As the use of friend controls can bias the results of retrospective studies, we evaluated the extent to which reporting of marijuana use among the controls was consistent with data from the 1996 population-based National Survey on Drug Use and Health (NSDUH; known as the National Household Survey on Drug Abuse prior to 1999). We compared the observed number of controls who reported ever using marijuana with the expected number based on age- and race-specific proportions in the survey data26
; we did not find a significant difference, suggesting selection or reporting bias was not an explanation for the observed associations [among 128 white men of all ages in the control group, 68 reported any marijuana use compared with 70.9 expected based on NSDUH data (O/E ratio, 0.96; 95% CI, 0.74, 1.22)]. The NSDUH did not capture information on lifetime frequency of use; however, it did collect information on current frequency of use. Using the NSDUH variable on current frequency of use, we did not find a significant observed-to-expected difference when we compared the observed number of controls who reported daily marijuana use with the expected number based on age- and race- specific proportions of current daily use [among 123 white men of all ages in the control group, 32 reported any marijuana use compared with 32.5 expected based on NSDUH data (O/E ratio, 0.98; 95% CI, 0.67, 1.3)].

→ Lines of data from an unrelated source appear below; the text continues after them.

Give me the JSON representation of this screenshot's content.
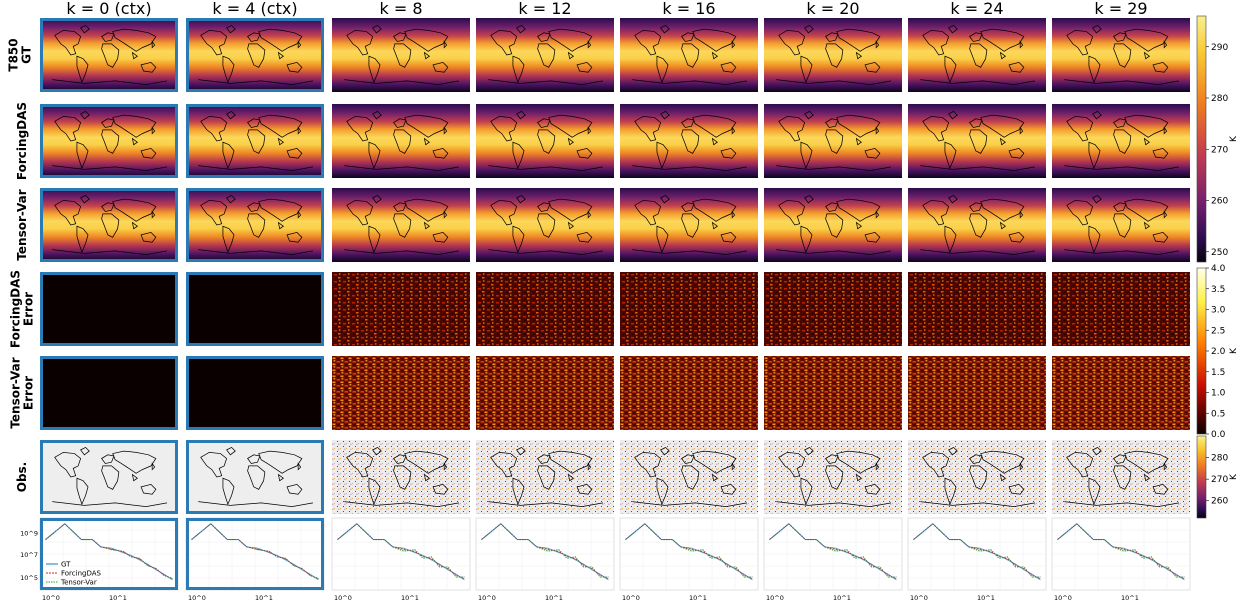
{
  "columns": [
    "k = 0 (ctx)",
    "k = 4 (ctx)",
    "k = 8",
    "k = 12",
    "k = 16",
    "k = 20",
    "k = 24",
    "k = 29"
  ],
  "context_columns": [
    0,
    1
  ],
  "rows": [
    {
      "label_lines": [
        "T850",
        "GT"
      ],
      "kind": "field"
    },
    {
      "label_lines": [
        "ForcingDAS"
      ],
      "kind": "field"
    },
    {
      "label_lines": [
        "Tensor-Var"
      ],
      "kind": "field"
    },
    {
      "label_lines": [
        "ForcingDAS",
        "Error"
      ],
      "kind": "error"
    },
    {
      "label_lines": [
        "Tensor-Var",
        "Error"
      ],
      "kind": "error"
    },
    {
      "label_lines": [
        "Obs."
      ],
      "kind": "obs"
    },
    {
      "label_lines": [],
      "kind": "spectrum"
    }
  ],
  "colorbars": [
    {
      "name": "temperature",
      "unit": "K",
      "ticks": [
        "290",
        "280",
        "270",
        "260",
        "250"
      ],
      "range": [
        248,
        296
      ],
      "colormap": "inferno"
    },
    {
      "name": "error",
      "unit": "K",
      "ticks": [
        "4.0",
        "3.5",
        "3.0",
        "2.5",
        "2.0",
        "1.5",
        "1.0",
        "0.5",
        "0.0"
      ],
      "range": [
        0,
        4
      ],
      "colormap": "hot"
    },
    {
      "name": "observations",
      "unit": "K",
      "ticks": [
        "280",
        "270",
        "260"
      ],
      "range": [
        252,
        290
      ],
      "colormap": "inferno"
    }
  ],
  "spectrum": {
    "legend": [
      "GT",
      "ForcingDAS",
      "Tensor-Var"
    ],
    "colors": {
      "GT": "#1f77b4",
      "ForcingDAS": "#d62728",
      "Tensor-Var": "#2ca02c"
    },
    "ytick_labels": [
      "10^9",
      "10^7",
      "10^5"
    ],
    "xtick_labels": [
      "10^0",
      "10^1"
    ],
    "xscale": "log",
    "yscale": "log"
  },
  "colors": {
    "context_border": "#2a7ab5"
  }
}
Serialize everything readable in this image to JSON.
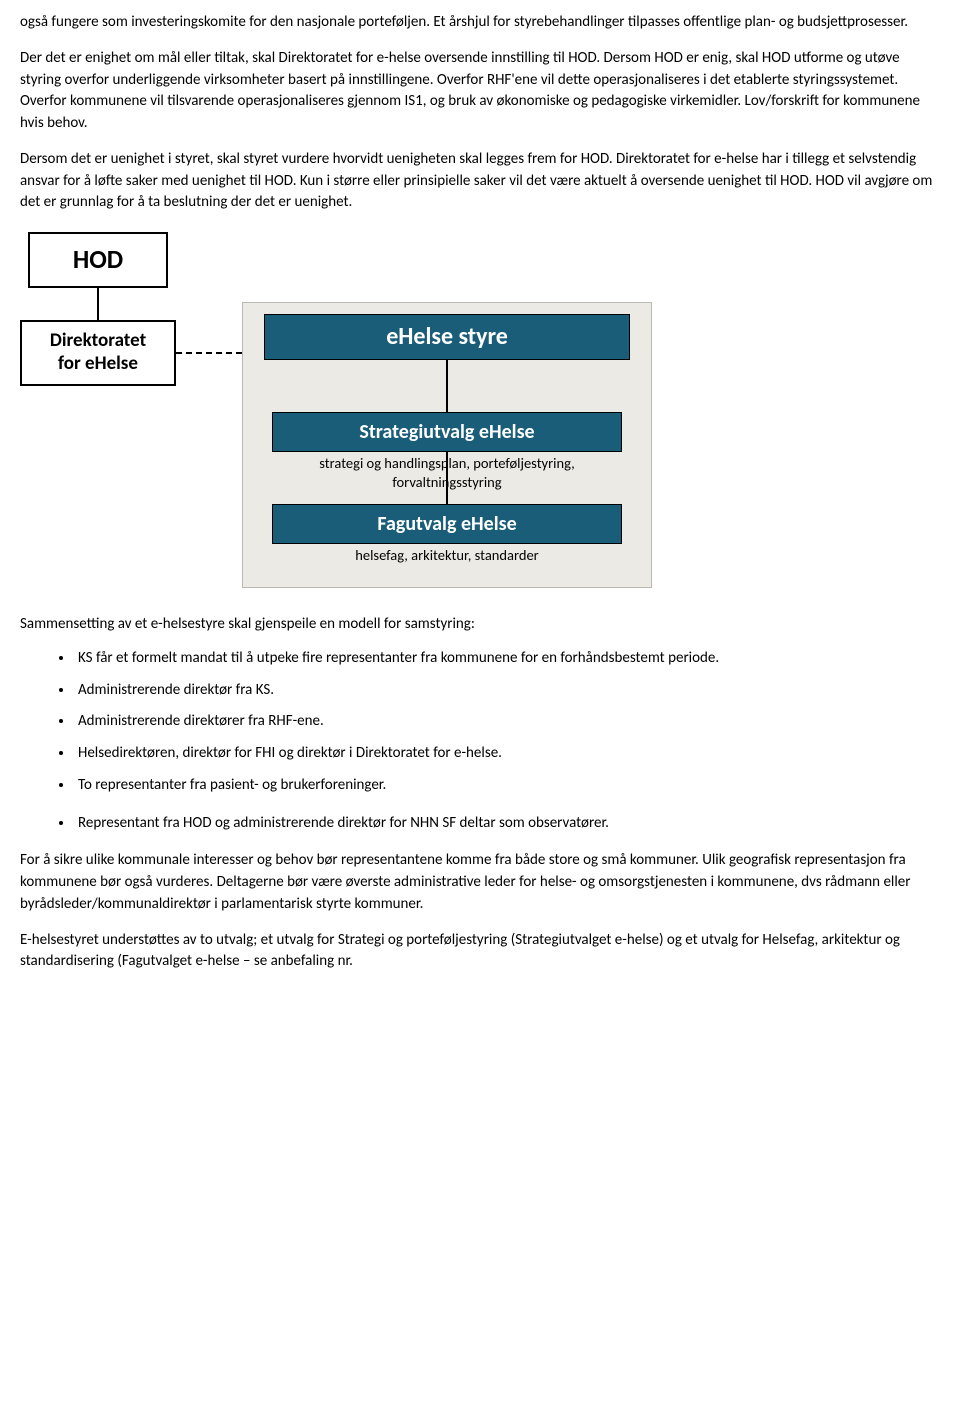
{
  "paragraphs": {
    "p1": "også fungere som investeringskomite for den nasjonale porteføljen. Et årshjul for styrebehandlinger tilpasses offentlige plan- og budsjettprosesser.",
    "p2": "Der det er enighet om mål eller tiltak, skal Direktoratet for e-helse oversende innstilling til HOD. Dersom HOD er enig, skal HOD utforme og utøve styring overfor underliggende virksomheter basert på innstillingene. Overfor RHF'ene vil dette operasjonaliseres i det etablerte styringssystemet. Overfor kommunene vil tilsvarende operasjonaliseres gjennom IS1, og bruk av økonomiske og pedagogiske virkemidler. Lov/forskrift for kommunene hvis behov.",
    "p3": "Dersom det er uenighet i styret, skal styret vurdere hvorvidt uenigheten skal legges frem for HOD. Direktoratet for e-helse har i tillegg et selvstendig ansvar for å løfte saker med uenighet til HOD. Kun i større eller prinsipielle saker vil det være aktuelt å oversende uenighet til HOD. HOD vil avgjøre om det er grunnlag for å ta beslutning der det er uenighet.",
    "intro_list": "Sammensetting av et e-helsestyre skal gjenspeile en modell for samstyring:",
    "p4": "For å sikre ulike kommunale interesser og behov bør representantene komme fra både store og små kommuner. Ulik geografisk representasjon fra kommunene bør også vurderes. Deltagerne bør være øverste administrative leder for helse- og omsorgstjenesten i kommunene, dvs rådmann eller byrådsleder/kommunaldirektør i parlamentarisk styrte kommuner.",
    "p5": "E-helsestyret understøttes av to utvalg; et utvalg for Strategi og porteføljestyring (Strategiutvalget e-helse) og et utvalg for Helsefag, arkitektur og standardisering (Fagutvalget e-helse – se anbefaling nr."
  },
  "bullets": {
    "b1": "KS får et formelt mandat til å utpeke fire representanter fra kommunene for en forhåndsbestemt periode.",
    "b2": "Administrerende direktør fra KS.",
    "b3": "Administrerende direktører fra RHF-ene.",
    "b4": "Helsedirektøren, direktør for FHI og direktør i Direktoratet for e-helse.",
    "b5": "To representanter fra pasient- og brukerforeninger.",
    "b6": "Representant fra HOD og administrerende direktør for NHN SF deltar som observatører."
  },
  "diagram": {
    "hod": "HOD",
    "directorate_l1": "Direktoratet",
    "directorate_l2": "for eHelse",
    "styre": "eHelse styre",
    "strategi": "Strategiutvalg eHelse",
    "strategi_sub": "strategi og handlingsplan, porteføljestyring, forvaltningsstyring",
    "fag": "Fagutvalg eHelse",
    "fag_sub": "helsefag, arkitektur, standarder",
    "colors": {
      "bar_bg": "#1a5d78",
      "panel_bg": "#ebeae4",
      "panel_border": "#bab9b1"
    }
  }
}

Our finding of an association between frequent marijuana use and TGCT, particularly among men with nonseminoma is consistent with the findings of a previous report.10
The biologically active components of marijuana may directly affect TGCT risk by altering gonadotropin and hormone levels during puberty; however, these components may function through pathways other than the endocannabinoid system. Additional studies of marijuana use and TGCT are warranted, especially studies evaluating the role of endocannabinoid signaling and cannabinoid receptors in TGCT.